Of course, I haven't had a chance to wash a sample, so I don't know about the shrinking or pilling situation... I just know as a very, very nice feeling and cut blank, Royal Apparel had the one that I want to try out. I haven't looked elsewhere (Gildans, Jerzees, etc.) I know this isn't much help, but I'm pointing an arrow in a direction for ya! 

If and when you find your winners, please let me know. I also need nice ladies and girls shirts. This rhinestone stuff might be becoming a real reality now that hand setting might not be the "only" way for me!!  (Too impatient for that!!)

Okay, best wishes as always. =)


----------



## Girlzndollz (Oct 3, 2007)

Oh, Terry, I forgot, to me, when I shop for myself since I don't carry ladies stuff: Juniors is more like high school and the twenty-something set. Ladies and misses are more like how women who are mothers and/or a filled out and/or full figured tend to fill out clothes. Petite is for women under a certain height (at almost 6 foot myself, I have to kind of guess here) but I think it is around 5'4" maybe. You may need to carry petites if you fill a ladies line. They are not as long so they fall nicely at the waist. They are cut to follow the body properly that way. 
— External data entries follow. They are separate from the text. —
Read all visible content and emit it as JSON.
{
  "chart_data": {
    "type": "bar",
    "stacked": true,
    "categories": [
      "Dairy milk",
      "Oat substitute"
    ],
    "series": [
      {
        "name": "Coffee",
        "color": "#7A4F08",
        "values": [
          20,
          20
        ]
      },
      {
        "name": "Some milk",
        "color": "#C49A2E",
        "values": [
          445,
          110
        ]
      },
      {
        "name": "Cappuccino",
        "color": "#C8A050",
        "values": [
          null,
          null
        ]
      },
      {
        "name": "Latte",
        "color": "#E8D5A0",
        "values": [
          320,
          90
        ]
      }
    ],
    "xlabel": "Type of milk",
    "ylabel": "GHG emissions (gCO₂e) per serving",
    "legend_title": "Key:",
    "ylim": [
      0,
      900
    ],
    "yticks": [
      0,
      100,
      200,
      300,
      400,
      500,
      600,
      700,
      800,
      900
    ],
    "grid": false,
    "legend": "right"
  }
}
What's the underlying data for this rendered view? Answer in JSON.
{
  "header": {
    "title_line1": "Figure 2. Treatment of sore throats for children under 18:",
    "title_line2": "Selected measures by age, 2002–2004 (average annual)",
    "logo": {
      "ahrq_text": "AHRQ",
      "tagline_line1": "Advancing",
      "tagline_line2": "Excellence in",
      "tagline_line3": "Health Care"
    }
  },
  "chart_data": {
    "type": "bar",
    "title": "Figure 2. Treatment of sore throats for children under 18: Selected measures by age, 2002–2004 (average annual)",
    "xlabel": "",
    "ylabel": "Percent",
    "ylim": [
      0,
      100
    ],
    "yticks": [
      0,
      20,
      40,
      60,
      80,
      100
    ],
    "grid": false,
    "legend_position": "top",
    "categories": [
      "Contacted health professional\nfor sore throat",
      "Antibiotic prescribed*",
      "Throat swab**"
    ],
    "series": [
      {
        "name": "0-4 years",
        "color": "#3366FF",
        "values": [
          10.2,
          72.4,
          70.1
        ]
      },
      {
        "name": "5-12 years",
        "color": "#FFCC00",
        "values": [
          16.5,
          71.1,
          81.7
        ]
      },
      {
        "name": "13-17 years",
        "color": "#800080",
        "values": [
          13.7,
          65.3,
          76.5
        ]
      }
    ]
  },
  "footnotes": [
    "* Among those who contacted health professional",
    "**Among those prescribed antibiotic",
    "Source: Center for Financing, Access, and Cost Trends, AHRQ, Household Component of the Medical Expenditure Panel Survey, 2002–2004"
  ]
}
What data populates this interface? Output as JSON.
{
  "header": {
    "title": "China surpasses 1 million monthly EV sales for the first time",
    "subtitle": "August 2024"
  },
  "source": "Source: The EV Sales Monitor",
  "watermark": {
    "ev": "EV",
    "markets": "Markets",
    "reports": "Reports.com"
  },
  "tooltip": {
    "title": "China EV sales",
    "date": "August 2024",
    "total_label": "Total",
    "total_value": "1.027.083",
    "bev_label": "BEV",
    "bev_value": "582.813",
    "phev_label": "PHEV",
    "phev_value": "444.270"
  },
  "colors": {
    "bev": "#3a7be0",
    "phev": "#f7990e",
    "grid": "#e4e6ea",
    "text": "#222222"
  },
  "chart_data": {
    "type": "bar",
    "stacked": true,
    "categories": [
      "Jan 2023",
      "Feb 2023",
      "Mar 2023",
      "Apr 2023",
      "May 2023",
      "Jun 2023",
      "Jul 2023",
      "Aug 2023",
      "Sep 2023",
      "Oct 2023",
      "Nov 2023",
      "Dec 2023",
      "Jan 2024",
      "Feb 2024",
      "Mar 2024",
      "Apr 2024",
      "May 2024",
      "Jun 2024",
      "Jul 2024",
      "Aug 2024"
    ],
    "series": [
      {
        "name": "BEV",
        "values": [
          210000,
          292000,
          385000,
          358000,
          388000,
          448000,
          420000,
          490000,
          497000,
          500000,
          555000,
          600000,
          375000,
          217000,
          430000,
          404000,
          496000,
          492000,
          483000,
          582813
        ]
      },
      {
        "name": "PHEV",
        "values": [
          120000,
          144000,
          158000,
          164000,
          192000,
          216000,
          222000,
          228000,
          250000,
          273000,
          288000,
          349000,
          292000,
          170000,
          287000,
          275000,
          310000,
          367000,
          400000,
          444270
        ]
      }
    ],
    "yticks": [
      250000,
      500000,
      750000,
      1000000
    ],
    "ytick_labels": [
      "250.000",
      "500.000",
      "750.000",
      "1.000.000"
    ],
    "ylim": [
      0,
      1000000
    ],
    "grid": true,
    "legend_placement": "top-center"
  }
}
Hopefully someone else can expand on this more, and/or more accurately, for you, but it's a place to start. Mark is looking for our bag of samples and info from Long Beach. No luck yet. Sorry.


----------



## sjidohair (Apr 9, 2008)

taricp35 said:


> If you are only attracting Ladies with Rhinestones then I would take a look at the designs. I cater to men designs and I am doing alot of layering. I just did a job for a mens motorcycle club where I rhinestoned the vests with bikes and flames, some had skulls, and the club name in rhinestones, I also get a lot of sales for stoned jeans and jean jackets with skulls, wings, fleurs, or crosses layered with screen printed designs. I also did a job for a Rim shop that was screen printed and the rim was in rhinestones. I sale a lot of hip hop t-shirts were I rhinestone the t-shirt to look like they are wearing one of those big hip hop chains. I use studs and stones to add dimension, makes it look real until you get close up on it.
> 
> I have to agree many more deisgns ideas for the ladies because you can just rhinestone the word "hottie" on a tank and the ladies will go ape but to get the mens money you have to be creative,
> But it is definetely a big market for it.
> ...


Chip, I totally agree with you here, I just returned from Vegas doing some research and I saw as much men wearing Rhinestones and Rhinestuds, as I did women,, and alot were layered looks, like what you mentioned,, i loved it, it was great to see this.. I saw alot of blue , red , black, stones,, and of course clear,, on the guys,
I design for some designer lines, that had there fall line out, in vegas in the venetian and bellagio, and 
we are mixing up studs and stones and nailheads, all together.

Bobbie, 
I also agree with you one of my own lines the best sellers are Bella, for fem cut and length.
Sandy jo
MMM


----------